BEC Actors Exploit Gmail 'Dot Accounts'

Agari’s Cyber Intelligence Division regularly engages with business email compromise threat actors using active defense techniques. Recently it observed several scammers taking advantage of a feature Google built into Gmail addresses.

Ronnie Tokazowski, a senior threat researcher with Foster City, Calif.-based Agari, recently published research about a Google “dot” exploit that enabled criminal email gangs to rapidly create fraudulent accounts by managing them from a single email address.

“By utilizing this feature—which we will call Gmail ‘dot accounts’—these threat actors are able to scale their operations by opening multiple fraudulent credit card accounts, which they then use to file for fraudulent unemployment benefits, file fake tax returns, and bypass trial periods for online information providers,” Tokazowski said.

All of those Gmail accounts were on a single website that then direct all communication to a single Gmail account. This removes the need to create and monitor a new email account for every account fraudsters create on a website, ultimately making crimes faster and more efficient.

In BEC exploits the invader obtains access to a corporate email account and spoofs the organization’s identity to scam the company or its employees, clients or associates.
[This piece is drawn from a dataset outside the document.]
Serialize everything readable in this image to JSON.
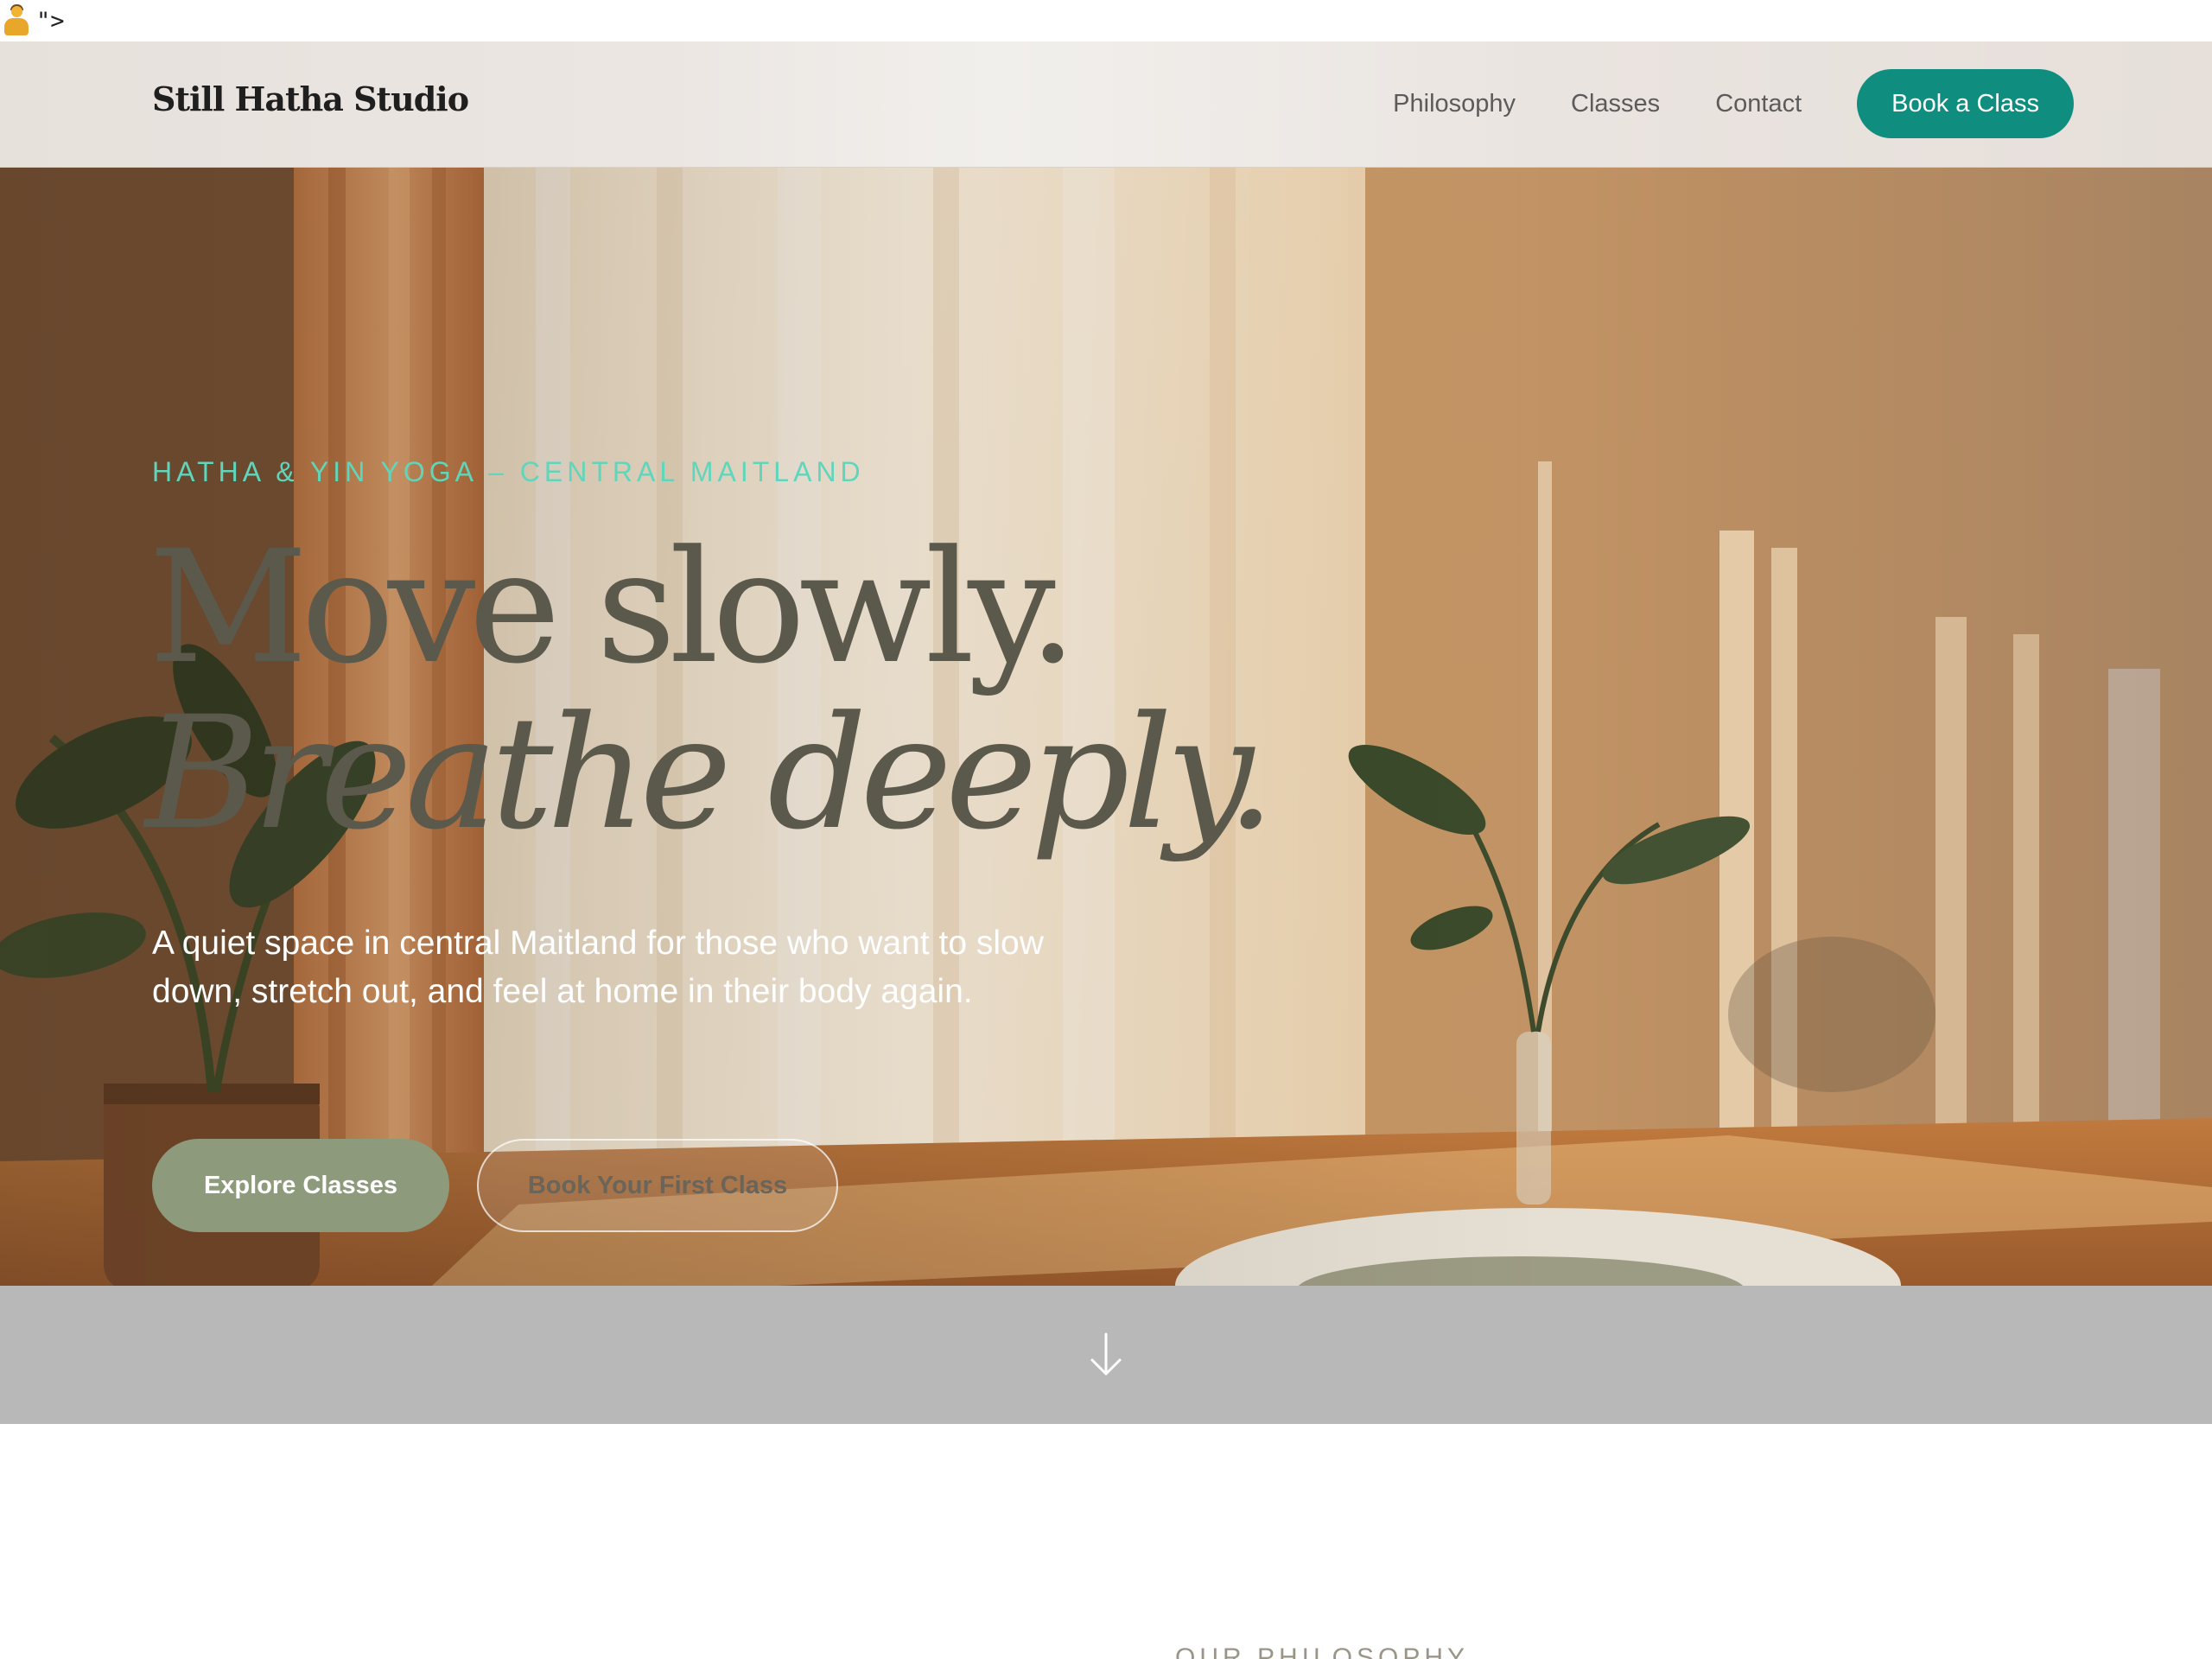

Tokazowski noted in his research. In one case, a scammer was able to submit twenty-two separate applications, each under a different identity, and successfully open over $65,000 in fraudulent credit cards at a single financial institution.

This group also:

• Registered for 14 trial accounts with a commercial sales leads service to collect targeting data for BEC attacks.
• Filed 13 fraudulent tax returns with an online tax filing service.
• Submitted 12 change of address requests with the U.S. Postal Service; 11 fraudulent Social Security benefit applications; and requests for FEMA disaster assistance under three identities.
• Applications for unemployment benefits under nine identities in a large U.S. state.

In total, the group used 56 different dot variants of a single Gmail email address to register accounts on websites used for fraudulent purposes.

In each case, the scammers created multiple accounts on each website within a short period of time, modifying the placement of periods in the email address for each account. Each of these accounts was associated with a different stolen identity, but all email from these services were received by the same Gmail account.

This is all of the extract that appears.